Action snapshot with single pose and viewpoint

作者:Wang, Meili; Guo, Shihui*; Liao, Minghong; He, Dongjian; Chang, Jian; Zhang, Jianjun
来源:Visual Computer, 2019, 35(4): 507-520.
DOI:10.1007/s00371-018-1479-9

摘要

Many art forms present visual content as a single image captured from a particular viewpoint. How to select a meaningful representative moment from an action performance is difficult, even for an experienced artist. Often, a well-picked image can tell a story properly. This is important for a range of narrative scenarios, such as journalists reporting breaking news, scholars presenting their research, or artists crafting artworks.
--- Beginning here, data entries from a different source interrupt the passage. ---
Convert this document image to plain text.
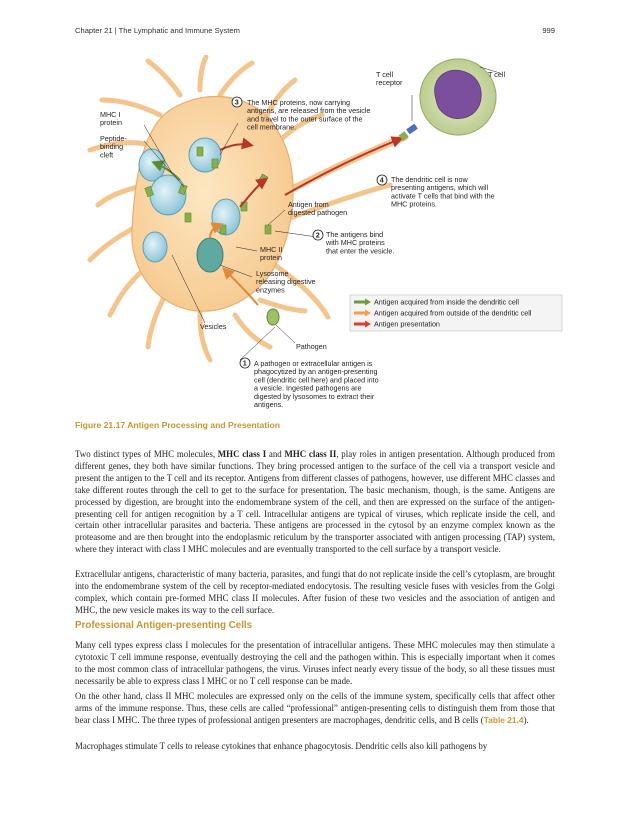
Chapter 21 | The Lymphatic and Immune System	999
T cell receptor
T cell
MHC I protein
Peptide-binding cleft
Antigen from digested pathogen
MHC II protein
Lysosome releasing digestive enzymes
Vesicles
Pathogen
3 The MHC proteins, now carrying antigens, are released from the vesicle and travel to the outer surface of the cell membrane.
4 The dendritic cell is now presenting antigens, which will activate T cells that bind with the MHC proteins.
2 The antigens bind with MHC proteins that enter the vesicle.
1 A pathogen or extracellular antigen is phagocytized by an antigen-presenting cell (dendritic cell here) and placed into a vesicle. Ingested pathogens are digested by lysosomes to extract their antigens.
Antigen acquired from inside the dendritic cell
Antigen acquired from outside of the dendritic cell
Antigen presentation
Figure 21.17 Antigen Processing and Presentation

Two distinct types of MHC molecules, MHC class I and MHC class II, play roles in antigen presentation. Although produced from different genes, they both have similar functions. They bring processed antigen to the surface of the cell via a transport vesicle and present the antigen to the T cell and its receptor. Antigens from different classes of pathogens, however, use different MHC classes and take different routes through the cell to get to the surface for presentation. The basic mechanism, though, is the same. Antigens are processed by digestion, are brought into the endomembrane system of the cell, and then are expressed on the surface of the antigen-presenting cell for antigen recognition by a T cell. Intracellular antigens are typical of viruses, which replicate inside the cell, and certain other intracellular parasites and bacteria. These antigens are processed in the cytosol by an enzyme complex known as the proteasome and are then brought into the endoplasmic reticulum by the transporter associated with antigen processing (TAP) system, where they interact with class I MHC molecules and are eventually transported to the cell surface by a transport vesicle.

Extracellular antigens, characteristic of many bacteria, parasites, and fungi that do not replicate inside the cell’s cytoplasm, are brought into the endomembrane system of the cell by receptor-mediated endocytosis. The resulting vesicle fuses with vesicles from the Golgi complex, which contain pre-formed MHC class II molecules. After fusion of these two vesicles and the association of antigen and MHC, the new vesicle makes its way to the cell surface.

Professional Antigen-presenting Cells

Many cell types express class I molecules for the presentation of intracellular antigens. These MHC molecules may then stimulate a cytotoxic T cell immune response, eventually destroying the cell and the pathogen within. This is especially important when it comes to the most common class of intracellular pathogens, the virus. Viruses infect nearly every tissue of the body, so all these tissues must necessarily be able to express class I MHC or no T cell response can be made.

On the other hand, class II MHC molecules are expressed only on the cells of the immune system, specifically cells that affect other arms of the immune response. Thus, these cells are called “professional” antigen-presenting cells to distinguish them from those that bear class I MHC. The three types of professional antigen presenters are macrophages, dendritic cells, and B cells (Table 21.4).

Macrophages stimulate T cells to release cytokines that enhance phagocytosis. Dendritic cells also kill pathogens by
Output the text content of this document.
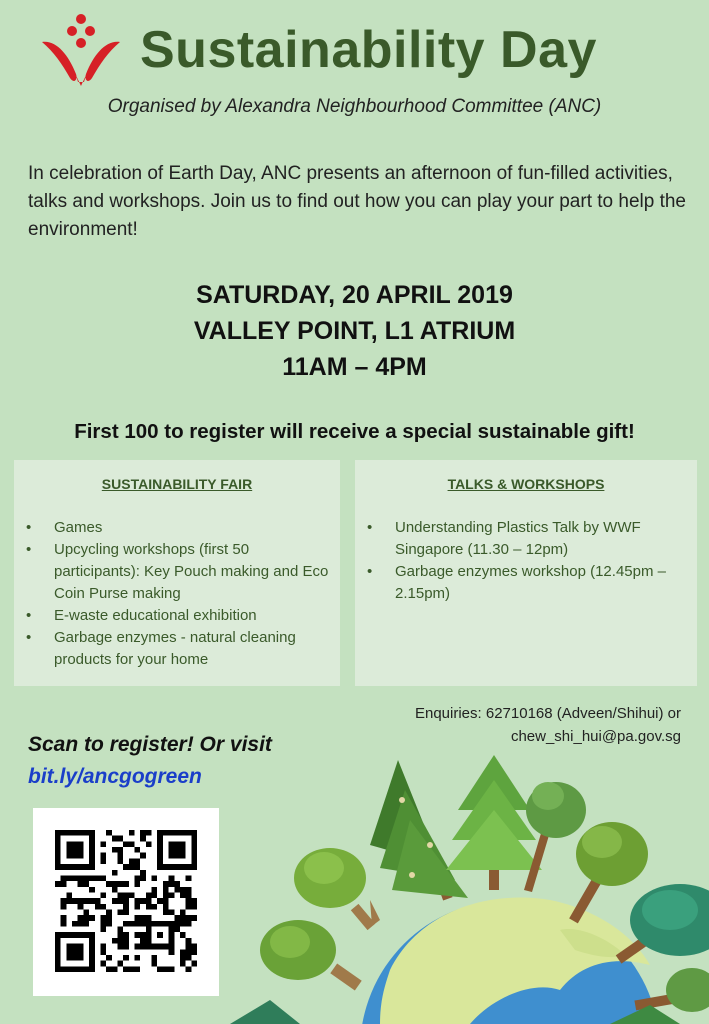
Sustainability Day
Organised by Alexandra Neighbourhood Committee (ANC)
In celebration of Earth Day, ANC presents an afternoon of fun-filled activities, talks and workshops. Join us to find out how you can play your part to help the environment!
SATURDAY, 20 APRIL 2019
VALLEY POINT, L1 ATRIUM
11AM – 4PM
First 100 to register will receive a special sustainable gift!
SUSTAINABILITY FAIR
• Games
• Upcycling workshops (first 50 participants): Key Pouch making and Eco Coin Purse making
• E-waste educational exhibition
• Garbage enzymes - natural cleaning products for your home
TALKS & WORKSHOPS
• Understanding Plastics Talk by WWF Singapore (11.30 – 12pm)
• Garbage enzymes workshop (12.45pm – 2.15pm)
Enquiries: 62710168 (Adveen/Shihui) or
chew_shi_hui@pa.gov.sg
Scan to register! Or visit
bit.ly/ancgogreen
We address the underlying structures and mechanisms of a pictorial narrative with a new concept, called the action snapshot, which automates the process of generating a meaningful snapshot (a single still image) from an input of scene sequences. The input of dynamic scenes could include several interactive characters who are fully animated. We propose a novel method based on information theory to quantitatively evaluate the information contained in a pose. Taking the selected top postures as input, a convolutional neural network is constructed and trained with the method of deep reinforcement learning to select a single viewpoint, which maximally conveys the information of the sequence. User studies are conducted to experimentally compare the computer-selected poses and viewpoints with those selected by human participants. The results show that the proposed method can assist the selection of the most informative snapshot effectively from animation-intensive scenarios.